Estimated read time: 1-2 minutes
This archived news story is available only for your personal, non-commercial use. Information in the story may be outdated or superseded by additional information. Reading or replaying the story in its archived form does not constitute a republication of the story.
LAYTON, Utah (AP) -- The parents of an infant who was strangled by a cord dangling from a set of window blinds filed a lawsuit against her day-care provider and the manufacturer and installer of the blinds.

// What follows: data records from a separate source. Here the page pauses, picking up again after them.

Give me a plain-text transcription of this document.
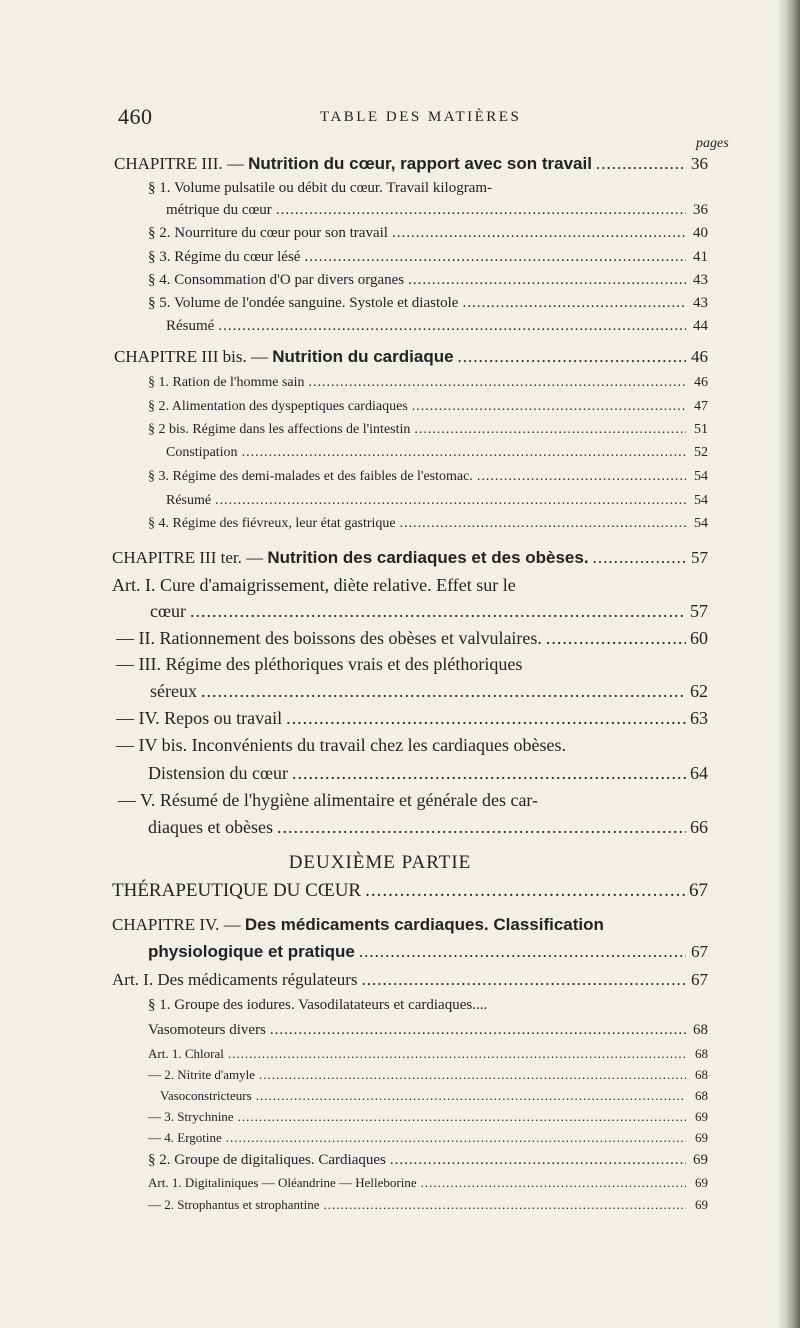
460	TABLE DES MATIÈRES
pages
CHAPITRE III. — Nutrition du cœur, rapport avec son travail .....	36
§ 1. Volume pulsatile ou débit du cœur. Travail kilogram-
métrique du cœur .....	36
§ 2. Nourriture du cœur pour son travail .....	40
§ 3. Régime du cœur lésé .....	41
§ 4. Consommation d'O par divers organes .....	43
§ 5. Volume de l'ondée sanguine. Systole et diastole .....	43
Résumé .....	44
CHAPITRE III bis. — Nutrition du cardiaque .....	46
§ 1. Ration de l'homme sain .....	46
§ 2. Alimentation des dyspeptiques cardiaques .....	47
§ 2 bis. Régime dans les affections de l'intestin .....	51
Constipation .....	52
§ 3. Régime des demi-malades et des faibles de l'estomac. .....	54
Résumé .....	54
§ 4. Régime des fiévreux, leur état gastrique .....	54
CHAPITRE III ter. — Nutrition des cardiaques et des obèses. .....	57
Art. I. Cure d'amaigrissement, diète relative. Effet sur le
cœur .....	57
— II. Rationnement des boissons des obèses et valvulaires. .....	60
— III. Régime des pléthoriques vrais et des pléthoriques
séreux .....	62
— IV. Repos ou travail .....	63
— IV bis. Inconvénients du travail chez les cardiaques obèses.
Distension du cœur .....	64
— V. Résumé de l'hygiène alimentaire et générale des car-
diaques et obèses .....	66
DEUXIÈME PARTIE
THÉRAPEUTIQUE DU CŒUR .....	67
CHAPITRE IV. — Des médicaments cardiaques. Classification
physiologique et pratique .....	67
Art. I. Des médicaments régulateurs .....	67
§ 1. Groupe des iodures. Vasodilatateurs et cardiaques....
Vasomoteurs divers .....	68
Art. 1. Chloral .....	68
— 2. Nitrite d'amyle .....	68
Vasoconstricteurs .....	68
— 3. Strychnine .....	69
— 4. Ergotine .....	69
§ 2. Groupe de digitaliques. Cardiaques .....	69
Art. 1. Digitaliniques — Oléandrine — Helleborine .....	69
— 2. Strophantus et strophantine .....	69
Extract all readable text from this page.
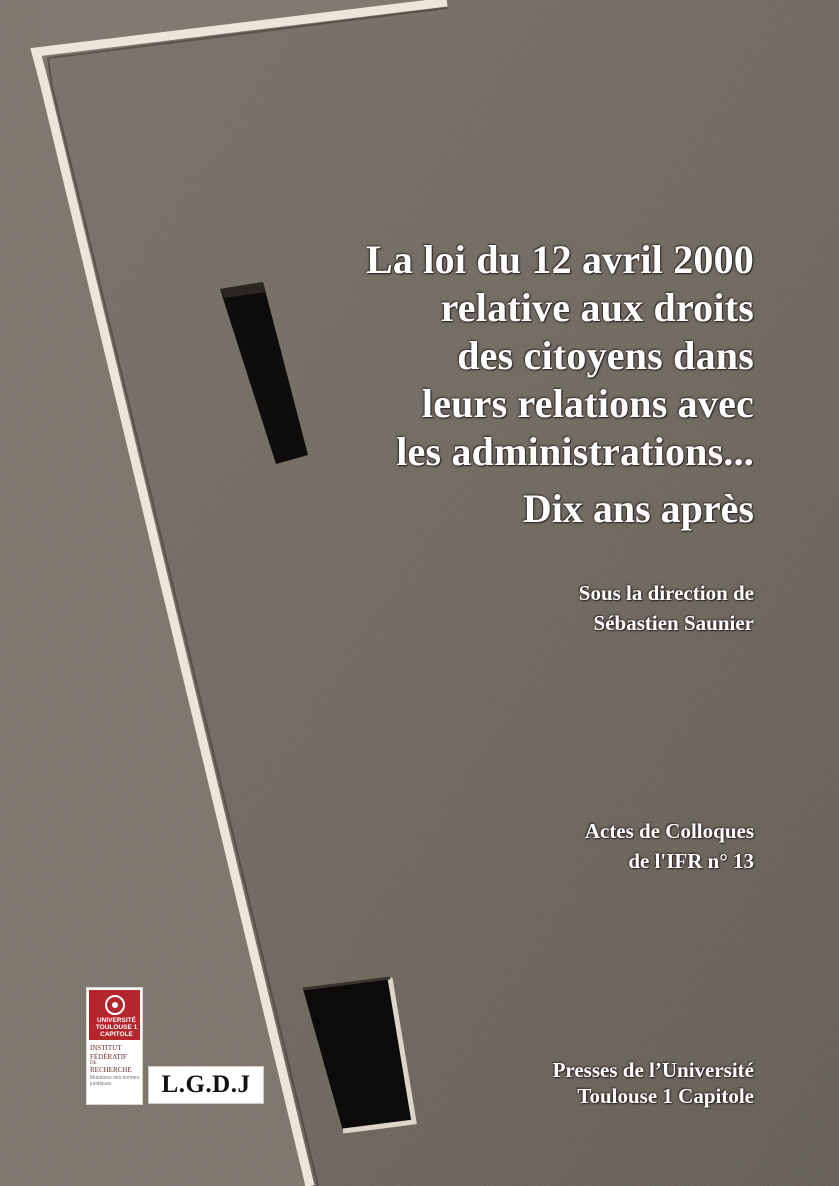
La loi du 12 avril 2000
relative aux droits
des citoyens dans
leurs relations avec
les administrations...
Dix ans après

Sous la direction de
Sébastien Saunier

Actes de Colloques
de l'IFR n° 13

Presses de l’Université
Toulouse 1 Capitole

UNIVERSITÉ
TOULOUSE 1
CAPITOLE
INSTITUT
FÉDÉRATIF
DE
RECHERCHE
Mutations des normes juridiques	L.G.D.J
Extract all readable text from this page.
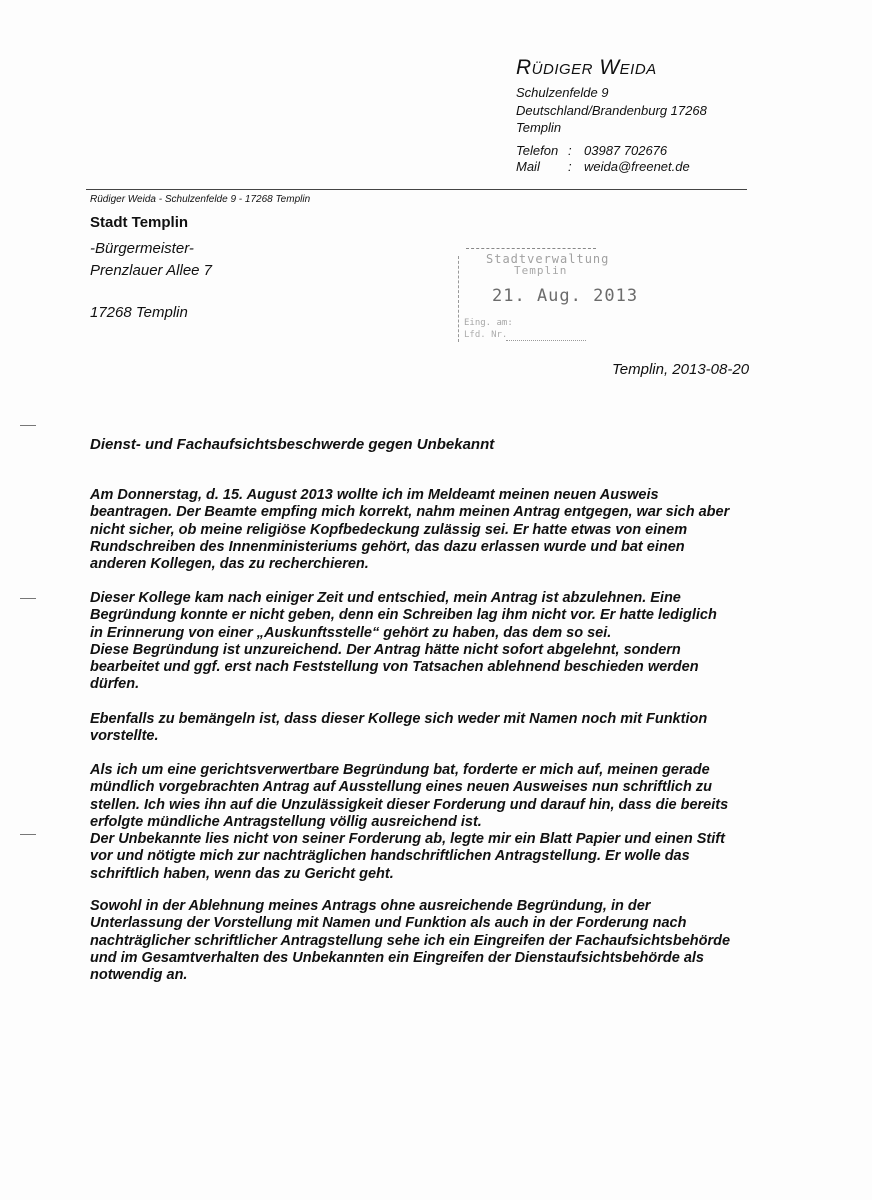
Rüdiger Weida
Schulzenfelde 9
Deutschland/Brandenburg 17268
Templin
Telefon : 03987 702676
Mail : weida@freenet.de
Rüdiger Weida - Schulzenfelde 9 - 17268 Templin
Stadt Templin
-Bürgermeister-
Prenzlauer Allee 7
17268 Templin
Stadtverwaltung
Templin
21. Aug. 2013
Eing. am:
Lfd. Nr.
Templin, 2013-08-20
Dienst- und Fachaufsichtsbeschwerde gegen Unbekannt
Am Donnerstag, d. 15. August 2013 wollte ich im Meldeamt meinen neuen Ausweis
beantragen. Der Beamte empfing mich korrekt, nahm meinen Antrag entgegen, war sich aber
nicht sicher, ob meine religiöse Kopfbedeckung zulässig sei. Er hatte etwas von einem
Rundschreiben des Innenministeriums gehört, das dazu erlassen wurde und bat einen
anderen Kollegen, das zu recherchieren.
Dieser Kollege kam nach einiger Zeit und entschied, mein Antrag ist abzulehnen. Eine
Begründung konnte er nicht geben, denn ein Schreiben lag ihm nicht vor. Er hatte lediglich
in Erinnerung von einer „Auskunftsstelle“ gehört zu haben, das dem so sei.
Diese Begründung ist unzureichend. Der Antrag hätte nicht sofort abgelehnt, sondern
bearbeitet und ggf. erst nach Feststellung von Tatsachen ablehnend beschieden werden
dürfen.
Ebenfalls zu bemängeln ist, dass dieser Kollege sich weder mit Namen noch mit Funktion
vorstellte.
Als ich um eine gerichtsverwertbare Begründung bat, forderte er mich auf, meinen gerade
mündlich vorgebrachten Antrag auf Ausstellung eines neuen Ausweises nun schriftlich zu
stellen. Ich wies ihn auf die Unzulässigkeit dieser Forderung und darauf hin, dass die bereits
erfolgte mündliche Antragstellung völlig ausreichend ist.
Der Unbekannte lies nicht von seiner Forderung ab, legte mir ein Blatt Papier und einen Stift
vor und nötigte mich zur nachträglichen handschriftlichen Antragstellung. Er wolle das
schriftlich haben, wenn das zu Gericht geht.
Sowohl in der Ablehnung meines Antrags ohne ausreichende Begründung, in der
Unterlassung der Vorstellung mit Namen und Funktion als auch in der Forderung nach
nachträglicher schriftlicher Antragstellung sehe ich ein Eingreifen der Fachaufsichtsbehörde
und im Gesamtverhalten des Unbekannten ein Eingreifen der Dienstaufsichtsbehörde als
notwendig an.
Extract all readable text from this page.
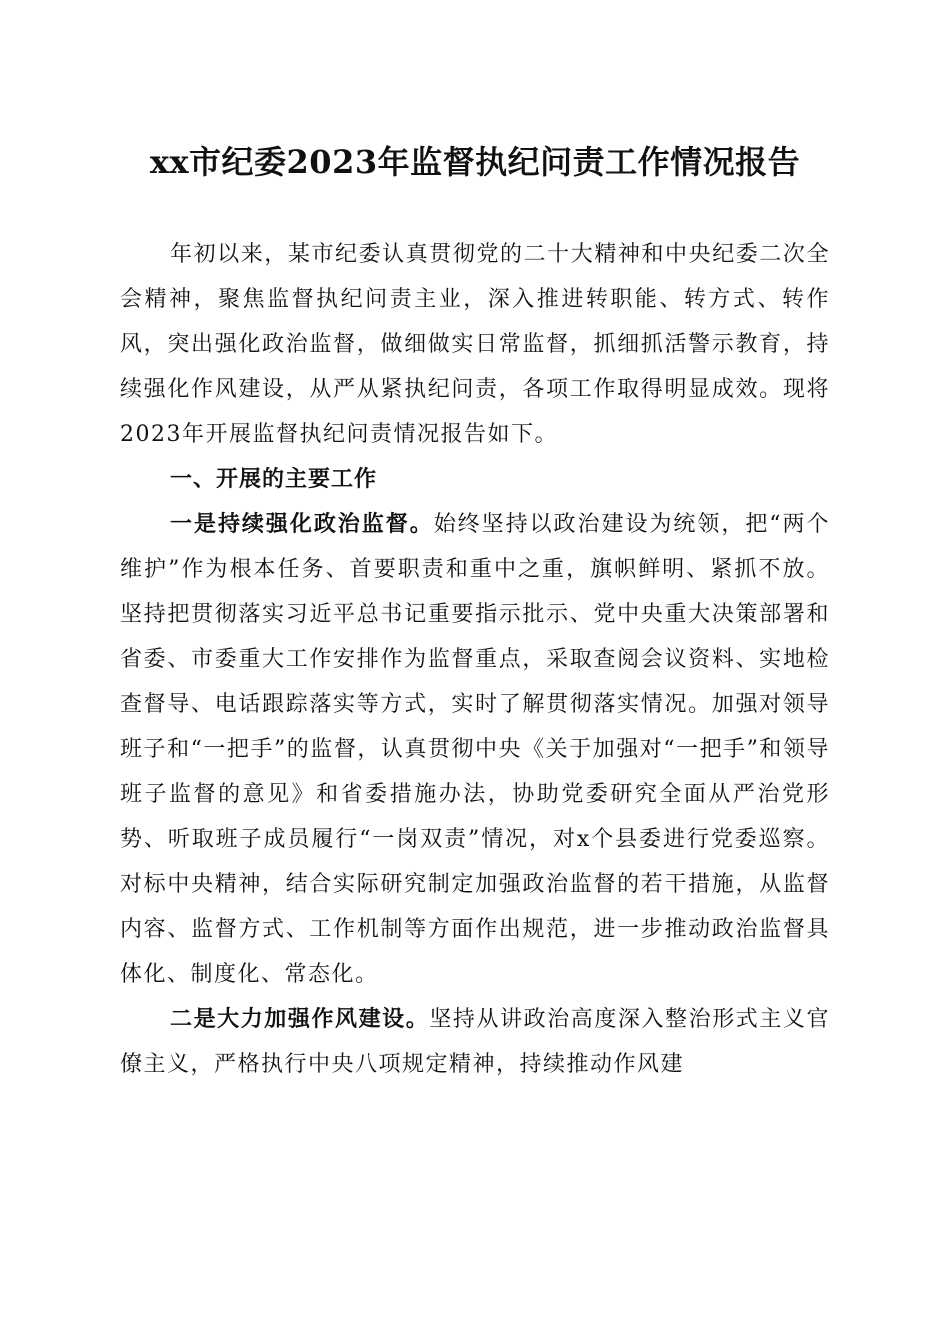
xx市纪委2023年监督执纪问责工作情况报告

年初以来，某市纪委认真贯彻党的二十大精神和中央纪委二次全会精神，聚焦监督执纪问责主业，深入推进转职能、转方式、转作风，突出强化政治监督，做细做实日常监督，抓细抓活警示教育，持续强化作风建设，从严从紧执纪问责，各项工作取得明显成效。现将2023年开展监督执纪问责情况报告如下。

一、开展的主要工作

一是持续强化政治监督。始终坚持以政治建设为统领，把“两个维护”作为根本任务、首要职责和重中之重，旗帜鲜明、紧抓不放。坚持把贯彻落实习近平总书记重要指示批示、党中央重大决策部署和省委、市委重大工作安排作为监督重点，采取查阅会议资料、实地检查督导、电话跟踪落实等方式，实时了解贯彻落实情况。加强对领导班子和“一把手”的监督，认真贯彻中央《关于加强对“一把手”和领导班子监督的意见》和省委措施办法，协助党委研究全面从严治党形势、听取班子成员履行“一岗双责”情况，对x个县委进行党委巡察。对标中央精神，结合实际研究制定加强政治监督的若干措施，从监督内容、监督方式、工作机制等方面作出规范，进一步推动政治监督具体化、制度化、常态化。

二是大力加强作风建设。坚持从讲政治高度深入整治形式主义官僚主义，严格执行中央八项规定精神，持续推动作风建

Travis and Leslie Wentz of Clearfield claim Jill's Daycare in Layton left their 18-month-old daughter Abbigale unsupervised and that she became entangled in the cord. The girl died Sept. 18, 2006, and the lawsuit was filed earlier this month in 3rd District Court.
The Wentzes claim day-care operator Jill Speth was negligent by failing to monitor the girl and by letting the cord dangle.
The lawsuit also names Dave and Court's Interiors, which installed the blinds. "I really don't remember a thing about it. It was about 13 years ago," co-owner Courtney Bowen said. "I feel really sorry they lost their daughter, but I fail to see how it turns out to be the blind makers' fault."
Springs Industries, a company headquartered in Fort Mill, S.C., said Monday that only one executive could take a telephone call from The Associated Press and that he wasn't available. The AP couldn't find a phone listing for Jill's Daycare or Jill Speth.
Messages left at several Speth residences in Layton weren't returned.
The Wentzes are seeking an undisclosed amount in damages to cover medical, funeral and burial costs. They also seek punitive and special damages for loss of care, comfort and companionship of their daughter.